Section 7.2 Termination by Either Parent or the Company. This Agreement may be terminated by either Parent or the Company by written notice at any
time prior to the Effective Time:
(a) whether prior to or after the satisfaction of the condition set forth in Section
6.1(a), if the Effective Time is not on or before March 31, 2009 (the “Outside Date”);
(b) if this Agreement has been submitted to the stockholders of the Company for adoption at a
duly convened Company Stockholders Meeting and the Requisite Stockholder Vote shall not have been
obtained at such meeting (including any adjournment or postponement thereof); or
(c) if any Law or Governmental Entity prohibits consummation of the Merger or if any Order
restrains, enjoins or otherwise prohibits consummation of the Merger, and such Order has become
final and nonappealable; provided, however that the party seeking to terminate this
Agreement pursuant to this Section 7.2(c) shall have used all reasonable best efforts to prevent the entry of and to remove or avoid such prohibition or Order to the extent within its
control or influence;
provided, however, that in each case the right to terminate this Agreement under
this Section 7.2 will not be available to any party to this Agreement whose failure to
fulfill any of its obligations under this Agreement has been a principal cause of, or resulted in,
the failure of a condition to the Merger.
Section 7.3 Termination by Parent.

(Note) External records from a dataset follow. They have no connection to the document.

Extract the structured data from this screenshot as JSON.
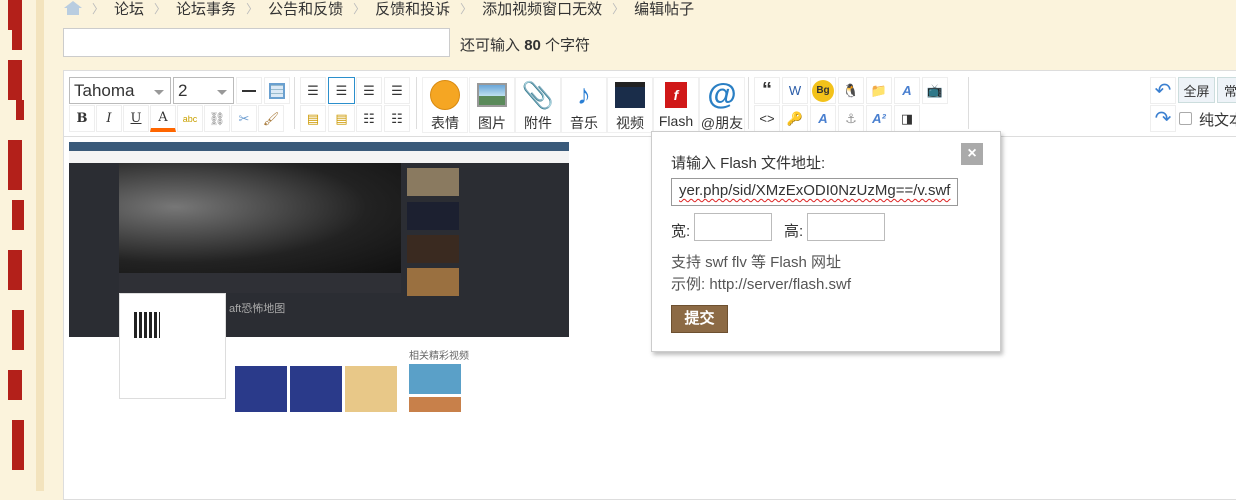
{
  "breadcrumb": [
    "论坛",
    "论坛事务",
    "公告和反馈",
    "反馈和投诉",
    "添加视频窗口无效",
    "编辑帖子"
  ],
  "title_input": {
    "value": "",
    "remaining_prefix": "还可输入",
    "remaining_count": "80",
    "remaining_suffix": "个字符"
  },
  "toolbar": {
    "font": "Tahoma",
    "size": "2",
    "bold": "B",
    "italic": "I",
    "underline": "U",
    "color": "A",
    "big_buttons": [
      {
        "label": "表情",
        "icon": "smiley-icon"
      },
      {
        "label": "图片",
        "icon": "image-icon"
      },
      {
        "label": "附件",
        "icon": "paperclip-icon"
      },
      {
        "label": "音乐",
        "icon": "music-icon"
      },
      {
        "label": "视频",
        "icon": "video-icon"
      },
      {
        "label": "Flash",
        "icon": "flash-icon"
      },
      {
        "label": "@朋友",
        "icon": "at-icon"
      }
    ],
    "quote": "“",
    "code": "<>",
    "bg": "Bg",
    "fullscreen": "全屏",
    "common": "常",
    "plaintext": "纯文本"
  },
  "flash_dialog": {
    "title": "请输入 Flash 文件地址:",
    "url_value": "yer.php/sid/XMzExODI0NzUzMg==/v.swf",
    "width_label": "宽:",
    "height_label": "高:",
    "hint1": "支持 swf flv 等 Flash 网址",
    "hint2": "示例: http://server/flash.swf",
    "close": "×",
    "submit": "提交"
  },
  "embedded_screenshot": {
    "related_title": "相关精彩视频",
    "video_title": "aft恐怖地图"
  }
}
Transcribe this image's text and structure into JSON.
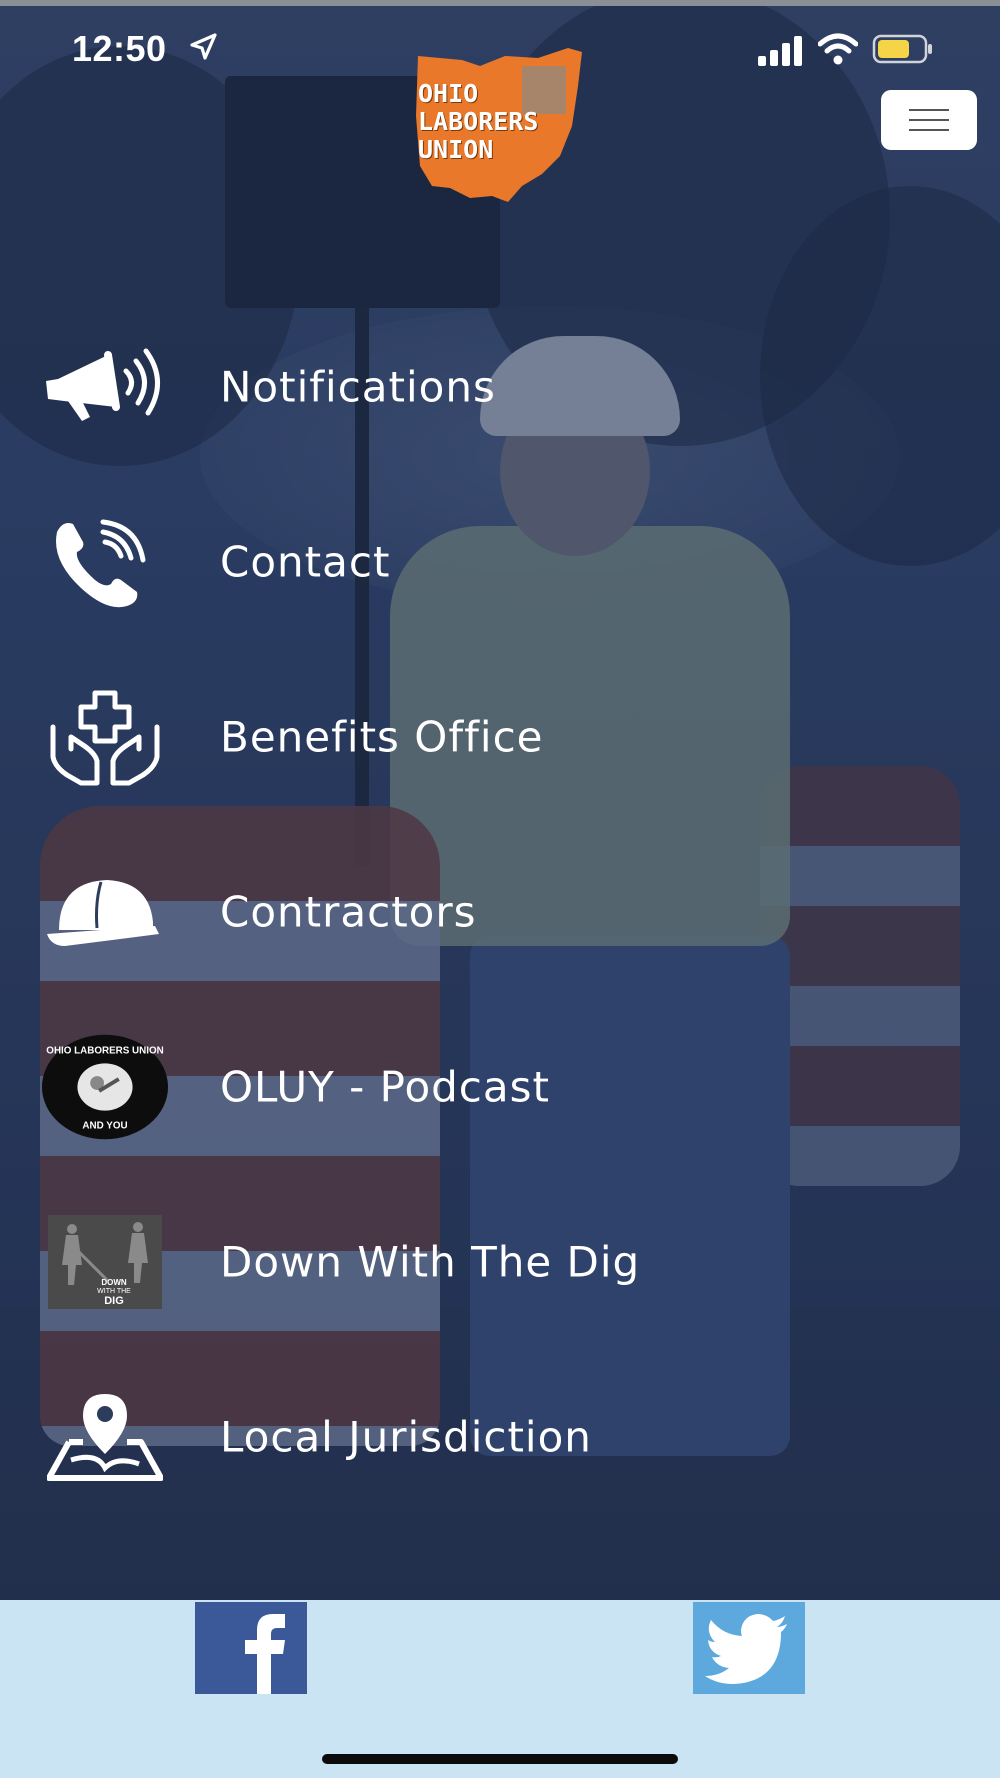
{
  "status_bar": {
    "time": "12:50"
  },
  "logo": {
    "line1": "OHIO",
    "line2": "LABORERS",
    "line3": "UNION"
  },
  "menu": {
    "items": [
      {
        "label": "Notifications",
        "icon": "megaphone-icon"
      },
      {
        "label": "Contact",
        "icon": "phone-icon"
      },
      {
        "label": "Benefits Office",
        "icon": "hands-cross-icon"
      },
      {
        "label": "Contractors",
        "icon": "hard-hat-icon"
      },
      {
        "label": "OLUY - Podcast",
        "icon": "podcast-logo-icon"
      },
      {
        "label": "Down With The Dig",
        "icon": "down-with-the-dig-thumbnail"
      },
      {
        "label": "Local Jurisdiction",
        "icon": "map-pin-icon"
      }
    ]
  },
  "podcast_badge": {
    "top": "OHIO LABORERS UNION",
    "bottom": "AND YOU"
  },
  "dig_thumb": {
    "line1": "DOWN",
    "line2": "WITH THE",
    "line3": "DIG"
  },
  "footer": {
    "facebook_icon": "facebook-icon",
    "twitter_icon": "twitter-icon"
  },
  "colors": {
    "footer_bg": "#cae4f4",
    "facebook": "#3b5998",
    "twitter": "#5da9dd",
    "logo_orange": "#e9782a",
    "battery_yellow": "#f5d547"
  }
}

This Agreement may be terminated by Parent by written notice at any time prior to the
Effective Time:
51
(a) if, (i) the Company Board shall have made a Recommendation Change, (ii) the Company Board
approves, endorses or recommends any Takeover Proposal other than the Merger or has entered into
any letter of intent or similar document or any contract accepting any Takeover Proposal, (iii) the
Company shall have failed to include the Company Board Recommendation in the Proxy Statement to the
extent required pursuant to Section 5.5, or (iv) the Company has intentionally and
knowingly materially breached any of its obligations under Section 5.3; or
(b) if a breach of any representation, warranty, covenant or agreement on the part of the
Company set forth in this Agreement shall have occurred which would cause the conditions set forth
in Section 6.2(a) or Section 6.2(b) not to be satisfied, and such breach is
incapable of being cured by the Outside Date; provided, however, that neither Parent nor Merger Sub
is then in material breach of this Agreement such that the conditions set forth in Section
6.3(a) or Section 6.3(b) would not be satisfied.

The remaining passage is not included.